Thursday, 31 October 2013

GOURMET TRAVELLER: Luxury Yachting Holidays Drop Anchor in India

This article first appeared in the Traveller section of the Delhi/NCR edition of Mail Today dated 31/10/2013. Unfortunately, there's no weblink to this article.

By Sourish Bhattacharyya

SeaDream Yacht Club's Indian corporate
chef and president of the company's
Indian operations, Sudesh Kishore
THE docking of the luxury yacht SeaDream II in Mumbai this past Sunday opened a new chapter of sea travel from India. Unlike cruise ships, which are like little cities trawling the high seas and are fast becoming a popular vacation option, SeaDream "recreates the experience of travelling in a billionaire's yacht," explained the Miami-based company's vice-president for voyage planning, James Cabello.
The number of passengers on board is limited (112, compared with 3,000-4,000 on a standard cruise liner), service is personalised (you can even have your own Balinese dream bed on the top deck to make your honeymoon a little different), the dress code is informal (no tuxes, no gowns), the amenities are from Bulgari, and the gourmet menu designed by Sudesh Kishore, the company's Indian corporate chef who doubles as president of SeaDream Yacht Club's Indian operations, has scored a perfect 100 on the Conde Nast Traveler Gold List.
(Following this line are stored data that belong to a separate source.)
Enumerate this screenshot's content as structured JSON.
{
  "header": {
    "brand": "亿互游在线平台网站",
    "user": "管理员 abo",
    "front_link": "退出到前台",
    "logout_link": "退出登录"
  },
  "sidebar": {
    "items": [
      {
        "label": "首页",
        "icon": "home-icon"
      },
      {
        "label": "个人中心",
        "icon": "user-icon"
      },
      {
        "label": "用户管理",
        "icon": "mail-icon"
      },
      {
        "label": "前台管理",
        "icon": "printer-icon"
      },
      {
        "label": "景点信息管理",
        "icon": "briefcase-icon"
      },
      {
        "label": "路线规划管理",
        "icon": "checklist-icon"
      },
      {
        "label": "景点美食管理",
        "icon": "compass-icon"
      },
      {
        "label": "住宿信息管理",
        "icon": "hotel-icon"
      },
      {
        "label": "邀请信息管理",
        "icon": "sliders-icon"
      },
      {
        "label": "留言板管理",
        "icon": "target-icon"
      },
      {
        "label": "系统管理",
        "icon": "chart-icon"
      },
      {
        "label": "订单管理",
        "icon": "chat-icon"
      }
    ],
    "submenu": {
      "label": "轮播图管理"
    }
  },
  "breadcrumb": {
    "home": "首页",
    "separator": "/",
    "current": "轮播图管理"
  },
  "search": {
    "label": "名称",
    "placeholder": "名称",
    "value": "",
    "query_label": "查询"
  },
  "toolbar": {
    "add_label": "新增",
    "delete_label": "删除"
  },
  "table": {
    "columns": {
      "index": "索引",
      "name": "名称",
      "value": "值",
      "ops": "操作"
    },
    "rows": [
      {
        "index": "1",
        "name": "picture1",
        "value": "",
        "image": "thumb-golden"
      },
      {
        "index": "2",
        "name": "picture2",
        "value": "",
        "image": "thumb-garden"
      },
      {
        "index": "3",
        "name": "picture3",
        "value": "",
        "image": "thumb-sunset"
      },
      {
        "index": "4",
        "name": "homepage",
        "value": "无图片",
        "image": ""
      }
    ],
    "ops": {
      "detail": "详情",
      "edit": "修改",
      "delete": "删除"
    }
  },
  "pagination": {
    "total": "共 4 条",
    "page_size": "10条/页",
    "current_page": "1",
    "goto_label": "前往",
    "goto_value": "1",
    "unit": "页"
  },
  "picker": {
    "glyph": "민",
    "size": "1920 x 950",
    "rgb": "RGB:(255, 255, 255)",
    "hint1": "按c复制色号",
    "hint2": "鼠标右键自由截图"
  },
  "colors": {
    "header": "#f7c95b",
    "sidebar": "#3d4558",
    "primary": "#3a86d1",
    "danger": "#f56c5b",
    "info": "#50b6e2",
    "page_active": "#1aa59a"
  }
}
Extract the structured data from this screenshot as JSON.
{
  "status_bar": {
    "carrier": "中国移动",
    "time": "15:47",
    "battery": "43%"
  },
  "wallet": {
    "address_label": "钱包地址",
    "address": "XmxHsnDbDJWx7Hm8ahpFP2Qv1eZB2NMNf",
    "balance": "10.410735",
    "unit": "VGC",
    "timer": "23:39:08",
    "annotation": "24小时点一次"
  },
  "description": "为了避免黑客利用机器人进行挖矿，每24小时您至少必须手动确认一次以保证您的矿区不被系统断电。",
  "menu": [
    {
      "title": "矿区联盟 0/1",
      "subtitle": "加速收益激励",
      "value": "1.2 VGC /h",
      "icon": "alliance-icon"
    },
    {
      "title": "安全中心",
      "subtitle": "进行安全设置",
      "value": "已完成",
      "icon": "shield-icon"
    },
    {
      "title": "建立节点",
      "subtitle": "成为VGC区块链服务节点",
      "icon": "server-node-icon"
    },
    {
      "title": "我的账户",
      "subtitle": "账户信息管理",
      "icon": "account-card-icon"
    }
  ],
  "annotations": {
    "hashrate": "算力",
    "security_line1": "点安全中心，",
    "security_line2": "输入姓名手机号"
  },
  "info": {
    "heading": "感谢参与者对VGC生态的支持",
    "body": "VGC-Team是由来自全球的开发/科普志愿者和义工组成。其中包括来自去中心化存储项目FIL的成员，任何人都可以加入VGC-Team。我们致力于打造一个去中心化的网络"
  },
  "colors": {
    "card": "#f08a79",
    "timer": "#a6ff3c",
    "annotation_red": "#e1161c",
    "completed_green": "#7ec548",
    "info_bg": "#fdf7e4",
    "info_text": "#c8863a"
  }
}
Interestingly, the SeaDream kitchen team has four Indian chefs and they include the pastry chef.
The two SeaDream mega yachts, in operation since 2001, are owned by self-made Norwegian entrepreneur and former Cunard Line chairman Atle Brynestad.
On its inaugural Asian journey, SeaDream II travelled from Athens to Mumbai, from where it headed to Goa, Kochi, Colombo, Port Blair, Phuket, Langkawi and finally to Singapore, where the mega yacht will drop anchor on November 9. At Singapore, the vessel will be rested for four weeks and undergo a $4 million refurbishment that will see all its woodwork and linen being replaced for the next voyage to Perth and Melbourne.
SeaDreamII anchored off the Indira Docks at the Mumbai
Port Trust at the start of its first Asian cruise from Mumbai
to Singapore via Goa, Kochi, Colombo, Port Blair, Phuket
and Langkawi. The yacht will reach Singapore on Nov. 9.
As Cabello took us on a guided tour around the glittering staterooms of the 105m yacht anchored off the Indira Docks at the Mumbai Port Trust, I couldn't help but notice the blue-blooded red wines--the Super Tuscans Solaia and Tignanello and the Bordeaux First Growth, Chateau Mouton Rothschild--that welcome guests on board as they walk into the stately yet intimate dining room. With the price being all-inclusive (on board the yacht, you have to pay only for the spa treatments, the casino and purchases made from the duty-free shop), I calculated that a couple travelling on SeaDream can actually recover most of their investment by merrily consuming these reds or helping themselves liberally at the 'champagne and caviar splash' that is organised at every port.
The ingredients for the elaborate menu, which fuses American, European and Asian elements, are brought fresh off the ports and the menu changes according to what's in season--at the Indira Docks, we had salmon, chunky shrimps and langoustines that had travelled with the yacht from Holland. And the fitness activities on board--from tai chi classes to the golf simulator--will help you shed the excess flab that you're likely to add because of the constant presence of good food.
Gitanjali Balani, Director, InRhythm, and SeaDream's India representative, said the cost of a six-day journey works out to Rs 6 lakh for a couple, but the Indian clientele is opting for longer voyages. A Mumbai couple have chosen to celebrate their silver wedding jubilee by taking one of SeaDream's cruises on the Amazon. A Hyderabad real estate developer has invited Balani to help him and his close friends plan a holiday together on a SeaDream yacht.
"When my potential clients, who are all high net-worth individuals (HNIs), hear about the all-inclusive fare, they can't believe there are no hidden costs," Balani said. She pointed to an interesting aspect of the price structure. If you book early for a SeaDream cruise, as in the case of an airline, you can actually get a special price (as opposed to the brochure price), which can be 45-55 per cent cheaper. Will these temptations be enough for the idea of bespoke yachting holidays to catch on? Balani is confident that the market is ripe for this new brand of sea travel.